A talk was then given about the Haematinic's NEQAS scheme and the problems experienced with specific analysers. The measurement of Holotranscolabumin (active B12) was mentioned.

A funny talk was given about the naming of cells. Check out the website www.photobucket.com/morphological similes.

An overview of the Tuesday afternoon session was given and also for the other session about Digital Morpohology. NEQAS run a digital morphology scheme that biomedical scientists can sign up to for CPD.

Overall, it was a really good meeting.

Monday 11 October 2010

4th Oct - 8th Oct

This week was spent working on re-writing the 'Procedure with Incompatible Crossmatch' SOP. Almost there!

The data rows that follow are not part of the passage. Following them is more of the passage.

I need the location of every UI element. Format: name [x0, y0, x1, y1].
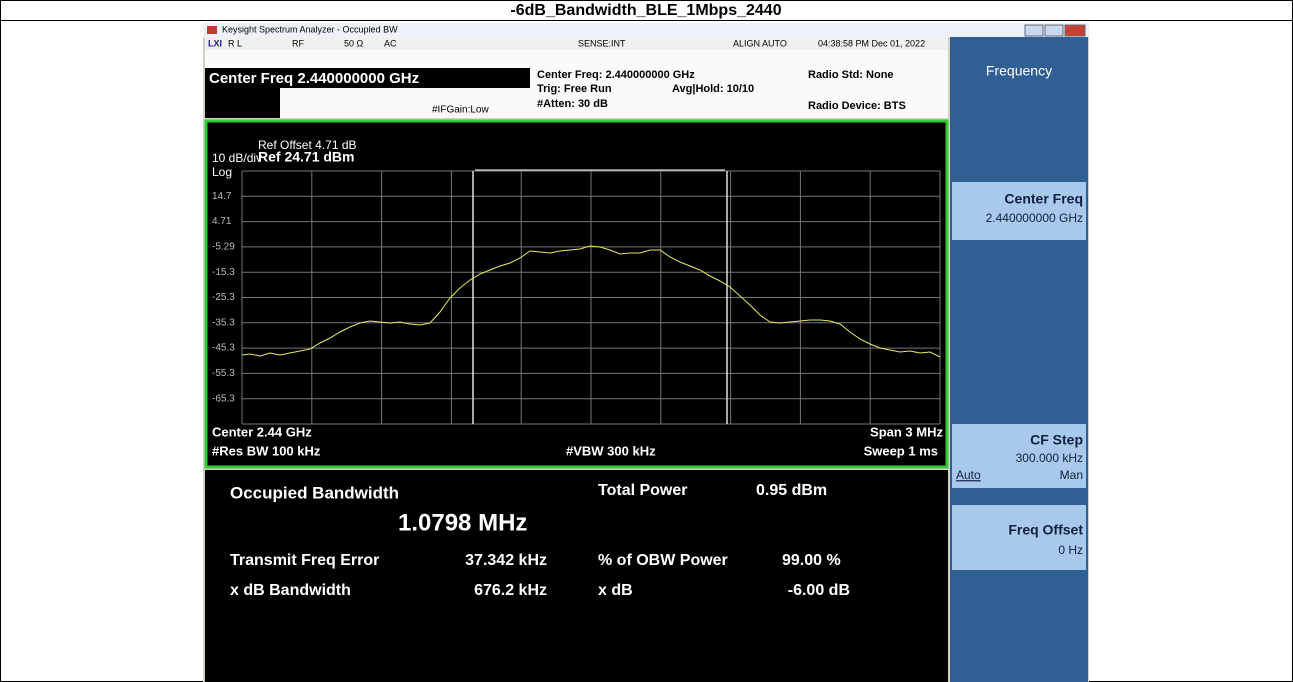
y-tick-label: -65.3 [212, 393, 235, 404]
y-tick-label: 14.7 [212, 191, 232, 202]
xdb-value: -6.00 dB [788, 582, 850, 599]
cf-step-man: Man [1060, 468, 1083, 482]
center-label: Center 2.44 GHz [212, 424, 312, 439]
status-coupling: AC [384, 38, 397, 48]
header-center-freq: Center Freq 2.440000000 GHz [209, 70, 419, 87]
min-button[interactable] [1024, 24, 1044, 37]
span-label: Span 3 MHz [870, 424, 943, 439]
header-radio-device: Radio Device: BTS [808, 100, 906, 112]
status-bar [205, 37, 948, 50]
trace [241, 245, 941, 358]
center-freq-key-label: Center Freq [1004, 191, 1083, 207]
ref-offset: Ref Offset 4.71 dB [258, 138, 357, 152]
y-tick-label: -25.3 [212, 292, 235, 303]
window-title: Keysight Spectrum Analyzer - Occupied BW [222, 24, 398, 34]
vbw: #VBW 300 kHz [566, 443, 656, 458]
black-box [205, 88, 280, 118]
header-avg-hold: Avg|Hold: 10/10 [672, 83, 754, 95]
lxi-icon: LXI [208, 38, 222, 48]
status-datetime: 04:38:58 PM Dec 01, 2022 [818, 38, 925, 48]
xdb-bw-label: x dB Bandwidth [230, 582, 351, 599]
page-title: -6dB_Bandwidth_BLE_1Mbps_2440 [510, 2, 781, 19]
xdb-bw-value: 676.2 kHz [474, 582, 547, 599]
tfe-value: 37.342 kHz [465, 552, 547, 569]
obw-value: 1.0798 MHz [398, 509, 527, 536]
obw-label: Occupied Bandwidth [230, 483, 399, 502]
tfe-label: Transmit Freq Error [230, 552, 379, 569]
ref-level: Ref 24.71 dBm [258, 149, 354, 165]
res-bw: #Res BW 100 kHz [212, 443, 321, 458]
obw-power-label: % of OBW Power [598, 552, 728, 569]
app-icon [207, 26, 217, 34]
y-tick-label: -55.3 [212, 368, 235, 379]
header-center-info: Center Freq: 2.440000000 GHz [537, 69, 695, 81]
obw-power-value: 99.00 % [782, 552, 841, 569]
freq-offset-key[interactable] [952, 505, 1086, 570]
sweep: Sweep 1 ms [864, 443, 938, 458]
results-panel [205, 470, 948, 682]
menu-title: Frequency [986, 63, 1052, 79]
header-trig: Trig: Free Run [537, 83, 612, 95]
center-freq-key-value: 2.440000000 GHz [986, 211, 1083, 225]
header-atten: #Atten: 30 dB [537, 98, 608, 110]
graph-panel [204, 119, 949, 469]
freq-offset-key-label: Freq Offset [1008, 522, 1083, 538]
log-label: Log [212, 165, 232, 179]
status-rl: R L [228, 38, 242, 48]
center-freq-box [205, 68, 530, 88]
status-align: ALIGN AUTO [733, 38, 787, 48]
y-tick-label: -5.29 [212, 242, 235, 253]
scale: 10 dB/div [212, 151, 262, 165]
max-button[interactable] [1044, 24, 1064, 37]
y-tick-label: 4.71 [212, 216, 232, 227]
center-freq-key[interactable] [952, 182, 1086, 240]
status-impedance: 50 Ω [344, 38, 364, 48]
y-tick-label: -45.3 [212, 343, 235, 354]
header-radio-std: Radio Std: None [808, 69, 894, 81]
close-button[interactable] [1064, 24, 1086, 37]
header-if-gain: #IFGain:Low [432, 105, 489, 116]
y-tick-label: -35.3 [212, 317, 235, 328]
cf-step-key-value: 300.000 kHz [1016, 451, 1083, 465]
cf-step-key-label: CF Step [1030, 432, 1083, 448]
y-tick-label: -15.3 [212, 267, 235, 278]
freq-offset-key-value: 0 Hz [1058, 543, 1083, 557]
cf-step-auto: Auto [956, 468, 981, 482]
cf-step-key[interactable] [952, 424, 1086, 488]
xdb-label: x dB [598, 582, 633, 599]
status-sense: SENSE:INT [578, 38, 626, 48]
total-power-label: Total Power [598, 482, 688, 499]
status-rf: RF [292, 38, 304, 48]
total-power-value: 0.95 dBm [756, 482, 827, 499]
softkey-panel [950, 37, 1088, 682]
title-bar [203, 23, 1089, 37]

I also managed to get an audit done. I did a comparative audit between the result interpretations that we submitted with our NEQAS Haematinics results and the consensus results. The results suggested that a revision of the normal range in use for Folates should be considered. Hope to get some feedback.

Placed an order for some neonatal group A- platelets from our NHSBT centre. We were called to say that no group A neonatal platelets were avaliable, would group O be OK? Intitially I agreed to the group O platelets but felt uneasy at doing so and therefore sort advice from a more senior collegue. He called the blood centre and asked if they could check whether group A neonatal platelets were avaliable at the next closest blood centre, there was a unit of A+ neonatal platelets which we requested. My senior advised me to write to our local blood centre to ask why the stock at the next nearest blood centre was not checked before we were contacted to say no group A units were avaliable. I await a response.

Our TP finished off a new prophylactic anti-D request and combined traceability form that myself and a collegue helped her to design. This is in response to a couple of recent incidents where the layout of the anti-D request form was a contributary factor to (i) the incorrect dose of anti-D being issued and (ii) anti-D not being issued for the patient's appoinment resulting in an appoinment reshedule. We were also not conforming to traceibilty protocols for anti-D being sent to satelitte antenatal clinics, we therefore chose to combine the redesign of the request form with a new traceability form. It needs to go for consultation but hopefully will be in use in the not too distant future.